Shareholder Protection Act of 2011 - Amends the Securities Exchange Act of 1934 to require that any solicitation of a proxy, consent, or authorization with respect to any security of an issuer: (1) describe the specific nature (to the extent known) and total amount of expenditures proposed for political activities for the forthcoming fiscal year but not yet authorized by a vote of the issuer's shareholders, and (2) provide for a separate shareholder vote to authorize such proposed expenditures.

Prohibits an issuer from making an expenditure for political activities in any fiscal year unless: (1) such expenditure is of the nature of those proposed by the issuer according to the requirements of this Act; and (2) authorization for such expenditure has been granted by votes representing a majority of outstanding shares.

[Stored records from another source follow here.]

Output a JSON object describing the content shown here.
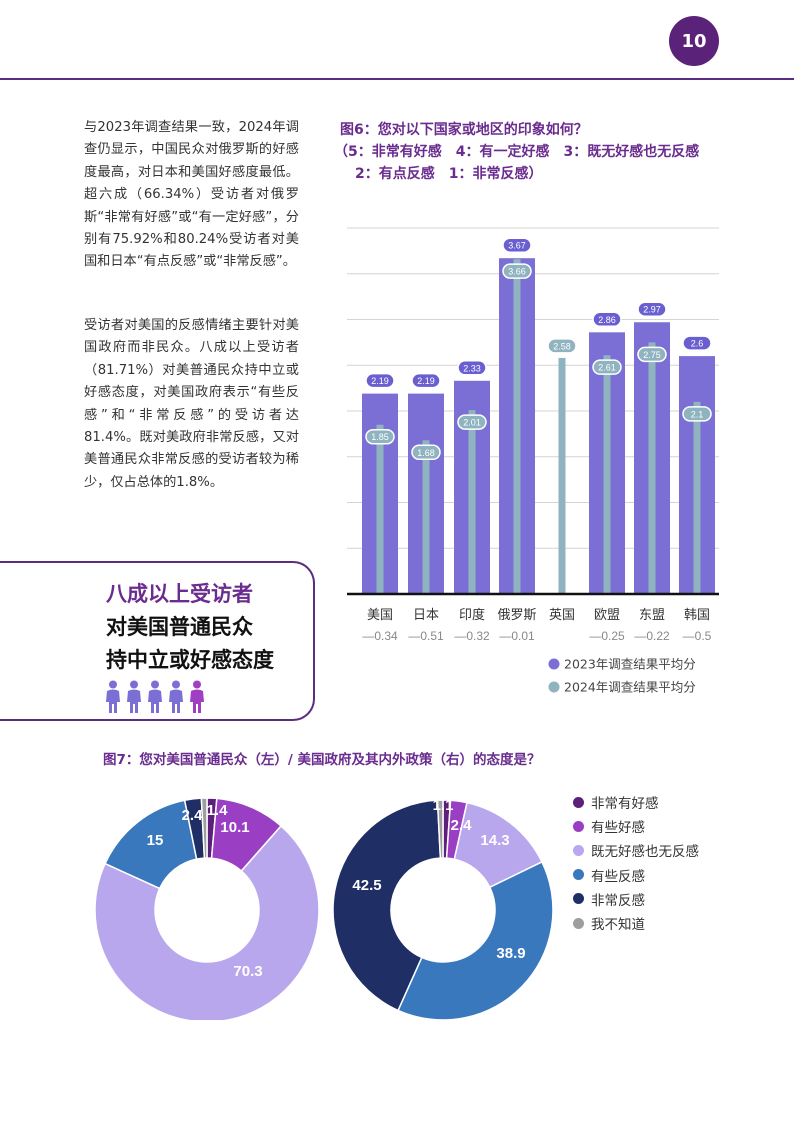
{
  "page_number": "10",
  "left_text": {
    "para1": "与2023年调查结果一致，2024年调查仍显示，中国民众对俄罗斯的好感度最高，对日本和美国好感度最低。超六成（66.34%）受访者对俄罗斯“非常有好感”或“有一定好感”，分别有75.92%和80.24%受访者对美国和日本“有点反感”或“非常反感”。",
    "para2": "受访者对美国的反感情绪主要针对美国政府而非民众。八成以上受访者（81.71%）对美普通民众持中立或好感态度，对美国政府表示“有些反感”和“非常反感”的受访者达81.4%。既对美政府非常反感，又对美普通民众非常反感的受访者较为稀少，仅占总体的1.8%。"
  },
  "callout": {
    "line1": "八成以上受访者",
    "line2": "对美国普通民众",
    "line3": "持中立或好感态度",
    "people_colors": [
      "#7b6fd6",
      "#7b6fd6",
      "#7b6fd6",
      "#7b6fd6",
      "#a03fc2"
    ]
  },
  "fig6": {
    "title_line1": "图6：您对以下国家或地区的印象如何？",
    "title_line2": "（5：非常有好感　4：有一定好感　3：既无好感也无反感",
    "title_line3": "2：有点反感　1：非常反感）"
  },
  "fig7": {
    "title": "图7：您对美国普通民众（左）/ 美国政府及其内外政策（右）的态度是？"
  },
  "chart_data": [
    {
      "type": "bar",
      "categories": [
        "美国",
        "日本",
        "印度",
        "俄罗斯",
        "英国",
        "欧盟",
        "东盟",
        "韩国"
      ],
      "changes": [
        "—0.34",
        "—0.51",
        "—0.32",
        "—0.01",
        "",
        "—0.25",
        "—0.22",
        "—0.5"
      ],
      "series": [
        {
          "name": "2023年调查结果平均分",
          "values": [
            2.19,
            2.19,
            2.33,
            3.67,
            null,
            2.86,
            2.97,
            2.6
          ],
          "color": "#7b6fd6"
        },
        {
          "name": "2024年调查结果平均分",
          "values": [
            1.85,
            1.68,
            2.01,
            3.66,
            2.58,
            2.61,
            2.75,
            2.1
          ],
          "color": "#8fb3bf"
        }
      ],
      "ylim": [
        0,
        4
      ],
      "grid": true,
      "legend": "bottom-right"
    },
    {
      "type": "pie",
      "subtype": "donut",
      "labels": [
        "非常有好感",
        "有些好感",
        "既无好感也无反感",
        "有些反感",
        "非常反感",
        "我不知道"
      ],
      "values": [
        1.4,
        10.1,
        70.3,
        15,
        2.4,
        0.8
      ],
      "value_labels": [
        "1.4",
        "10.1",
        "70.3",
        "15",
        "2.4",
        ""
      ],
      "colors": [
        "#5c1f7a",
        "#9a3fc4",
        "#b9a7ee",
        "#3a78bd",
        "#1f2f66",
        "#9e9e9e"
      ]
    },
    {
      "type": "pie",
      "subtype": "donut",
      "labels": [
        "非常有好感",
        "有些好感",
        "既无好感也无反感",
        "有些反感",
        "非常反感",
        "我不知道"
      ],
      "values": [
        1.1,
        2.4,
        14.3,
        38.9,
        42.5,
        0.8
      ],
      "value_labels": [
        "1.1",
        "2.4",
        "14.3",
        "38.9",
        "42.5",
        ""
      ],
      "colors": [
        "#5c1f7a",
        "#9a3fc4",
        "#b9a7ee",
        "#3a78bd",
        "#1f2f66",
        "#9e9e9e"
      ]
    }
  ]
}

Deems a violation of this requirement to be a breach of the fiduciary duty of the officers and directors who authorized such expenditure. Subjects officers and directors who authorize the expenditure without prior shareholder authorization to joint and several liability to any shareholder or class of shareholders for the amount of such expenditure.

Requires certain institutional investment managers to disclose annually in mandatory reports how they voted (proxies) in certain shareholder votes.

Prohibits any person from bringing any civil, criminal, or administrative action against an institutional investment manager, or any of its employees, officers, or directors, based solely upon the investment manager's decision to divest from, or not to invest in, securities of an issuer because of expenditures for political activities made by that issuer.

Requires the Securities and Exchange Commission (SEC) to direct the national securities exchanges and national securities associations to prohibit the listing of any equity security of an issuer whose corporate bylaws do not expressly provide for a vote of the issuer's directors on any individual expenditure for political activities in excess of $50,000. Requires an issuer to make public, within 48 hours, the individual votes of the directors regarding any such expenditure.

Directs the SEC to: (1) require issuers to disclose expenditures for political activities made during the preceding quarter and the individual votes by board members authorizing such expenditures; and (2) make such reports publicly available through the SEC website.

Requires the SEC to make annual assessments of the compliance by public corporations and their management with the reporting and disclosure requirements of this Act, and the Comptroller General (GAO) to evaluate periodically the effectiveness of SEC oversight of these requirements.